Uitspraak
Rechtbank Rotterdam
mr. C.H. Kemp-Randewijk, kantonrechter in de rechtbank Rotterdam, afdeling Privaatrecht (hierna: de kantonrechter).
Rechtbank Rotterdam
In deze zaak heeft de Rechtbank Rotterdam op 22 oktober 2013 uitspraak gedaan over een wrakingsverzoek van verzoeker, vertegenwoordigd door mr. C.H. Kemp-Randewijk, tegen de kantonrechter in een civiele procedure. Het wrakingsverzoek werd ingediend naar aanleiding van een comparitie van partijen die op 25 september 2013 had plaatsgevonden. Verzoeker stelde dat de kantonrechter partijdig was, omdat zij op hoge toon tegen hem had gesproken en hem had meegedeeld dat hij bij een veroordelend vonnis in de proceskosten zou worden veroordeeld. Verzoeker was van mening dat de kantonrechter niet meer onpartijdig kon oordelen over zijn zaak, die betrekking had op een geschil met [naam vennootschap] N.V. over een jaarafrekening.

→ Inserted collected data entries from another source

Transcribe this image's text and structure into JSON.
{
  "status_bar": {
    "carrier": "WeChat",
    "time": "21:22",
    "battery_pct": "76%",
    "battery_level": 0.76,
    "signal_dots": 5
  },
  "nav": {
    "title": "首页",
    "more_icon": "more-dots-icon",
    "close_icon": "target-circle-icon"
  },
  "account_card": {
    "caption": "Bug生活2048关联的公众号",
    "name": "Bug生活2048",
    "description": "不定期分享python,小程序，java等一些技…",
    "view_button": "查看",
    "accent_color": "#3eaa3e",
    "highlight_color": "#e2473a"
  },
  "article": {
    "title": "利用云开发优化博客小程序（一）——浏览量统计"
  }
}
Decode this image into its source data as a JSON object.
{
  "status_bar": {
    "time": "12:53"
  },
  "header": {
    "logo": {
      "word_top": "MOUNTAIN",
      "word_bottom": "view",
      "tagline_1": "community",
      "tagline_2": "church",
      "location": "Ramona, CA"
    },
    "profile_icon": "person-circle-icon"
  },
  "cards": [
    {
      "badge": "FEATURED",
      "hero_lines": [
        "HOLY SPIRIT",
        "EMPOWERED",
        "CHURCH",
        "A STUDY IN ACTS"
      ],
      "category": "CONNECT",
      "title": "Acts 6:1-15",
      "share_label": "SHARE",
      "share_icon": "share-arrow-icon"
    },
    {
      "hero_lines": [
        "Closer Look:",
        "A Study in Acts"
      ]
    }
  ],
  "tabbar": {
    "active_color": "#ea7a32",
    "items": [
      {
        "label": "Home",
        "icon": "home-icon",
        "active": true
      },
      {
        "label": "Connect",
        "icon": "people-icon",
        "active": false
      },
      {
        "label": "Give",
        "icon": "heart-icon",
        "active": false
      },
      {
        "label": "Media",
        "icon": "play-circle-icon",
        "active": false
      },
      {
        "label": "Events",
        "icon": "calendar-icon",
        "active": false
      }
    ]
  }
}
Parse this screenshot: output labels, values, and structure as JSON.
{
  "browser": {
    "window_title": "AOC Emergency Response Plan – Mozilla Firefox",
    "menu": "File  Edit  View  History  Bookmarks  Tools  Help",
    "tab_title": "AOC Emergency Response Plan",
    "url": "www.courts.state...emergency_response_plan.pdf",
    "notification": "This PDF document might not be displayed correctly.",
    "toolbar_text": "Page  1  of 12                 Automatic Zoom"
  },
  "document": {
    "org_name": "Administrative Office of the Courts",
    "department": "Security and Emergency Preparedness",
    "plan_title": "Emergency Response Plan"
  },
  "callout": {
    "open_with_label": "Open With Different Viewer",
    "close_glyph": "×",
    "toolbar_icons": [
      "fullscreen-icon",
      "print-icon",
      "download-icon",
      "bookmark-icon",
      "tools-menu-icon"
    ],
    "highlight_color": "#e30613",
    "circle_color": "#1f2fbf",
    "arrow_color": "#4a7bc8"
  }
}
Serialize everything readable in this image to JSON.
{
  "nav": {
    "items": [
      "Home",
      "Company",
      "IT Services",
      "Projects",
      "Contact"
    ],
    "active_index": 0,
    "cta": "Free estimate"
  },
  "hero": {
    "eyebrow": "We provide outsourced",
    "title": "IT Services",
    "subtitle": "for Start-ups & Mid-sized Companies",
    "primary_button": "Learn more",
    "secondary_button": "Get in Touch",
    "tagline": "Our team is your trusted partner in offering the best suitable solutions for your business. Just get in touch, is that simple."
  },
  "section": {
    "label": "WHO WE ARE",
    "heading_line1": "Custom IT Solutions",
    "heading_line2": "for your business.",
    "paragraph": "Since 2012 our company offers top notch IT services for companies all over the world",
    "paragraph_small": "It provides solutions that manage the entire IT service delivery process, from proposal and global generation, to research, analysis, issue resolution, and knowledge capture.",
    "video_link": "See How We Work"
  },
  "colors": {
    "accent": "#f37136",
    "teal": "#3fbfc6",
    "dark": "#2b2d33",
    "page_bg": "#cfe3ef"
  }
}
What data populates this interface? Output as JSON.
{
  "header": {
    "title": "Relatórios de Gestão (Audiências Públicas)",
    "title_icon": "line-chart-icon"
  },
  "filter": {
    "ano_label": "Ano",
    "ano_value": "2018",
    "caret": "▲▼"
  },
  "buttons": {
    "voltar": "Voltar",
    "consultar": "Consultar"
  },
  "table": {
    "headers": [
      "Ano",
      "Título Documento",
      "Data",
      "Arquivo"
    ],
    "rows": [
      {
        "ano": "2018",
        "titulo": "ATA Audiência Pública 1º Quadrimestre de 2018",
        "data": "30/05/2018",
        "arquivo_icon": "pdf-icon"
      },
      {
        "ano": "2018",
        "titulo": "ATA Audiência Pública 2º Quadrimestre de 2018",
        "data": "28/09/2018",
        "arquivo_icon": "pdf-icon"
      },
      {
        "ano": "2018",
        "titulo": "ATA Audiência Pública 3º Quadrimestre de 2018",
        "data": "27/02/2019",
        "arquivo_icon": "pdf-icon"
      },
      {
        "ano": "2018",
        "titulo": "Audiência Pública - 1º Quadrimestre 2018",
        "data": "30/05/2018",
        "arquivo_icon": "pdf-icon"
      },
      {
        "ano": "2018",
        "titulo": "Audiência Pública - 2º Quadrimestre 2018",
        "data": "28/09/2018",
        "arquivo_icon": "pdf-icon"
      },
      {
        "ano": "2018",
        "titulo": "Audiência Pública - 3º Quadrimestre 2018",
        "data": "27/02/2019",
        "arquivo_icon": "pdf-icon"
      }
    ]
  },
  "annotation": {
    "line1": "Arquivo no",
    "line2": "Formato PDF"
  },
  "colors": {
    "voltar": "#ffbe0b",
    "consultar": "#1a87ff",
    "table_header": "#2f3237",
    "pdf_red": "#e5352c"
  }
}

De rechtbank heeft het wrakingsverzoek afgewezen. De rechtbank oordeelde dat de kantonrechter, uit hoofde van haar aanstelling, vermoed wordt onpartijdig te zijn, tenzij er uitzonderlijke omstandigheden zijn die dit tegenspreken. De rechtbank concludeerde dat de omstandigheden die verzoeker aanvoerde, niet voldoende waren om te concluderen dat de kantonrechter aan onpartijdigheid ontbrak of dat de schijn van partijdigheid was gewekt. De rechtbank merkte op dat het middel van wraking niet kan worden gebruikt om de inhoudelijke juistheid van een beslissing aan de orde te stellen, en dat hierover in hoger beroep geklaagd dient te worden.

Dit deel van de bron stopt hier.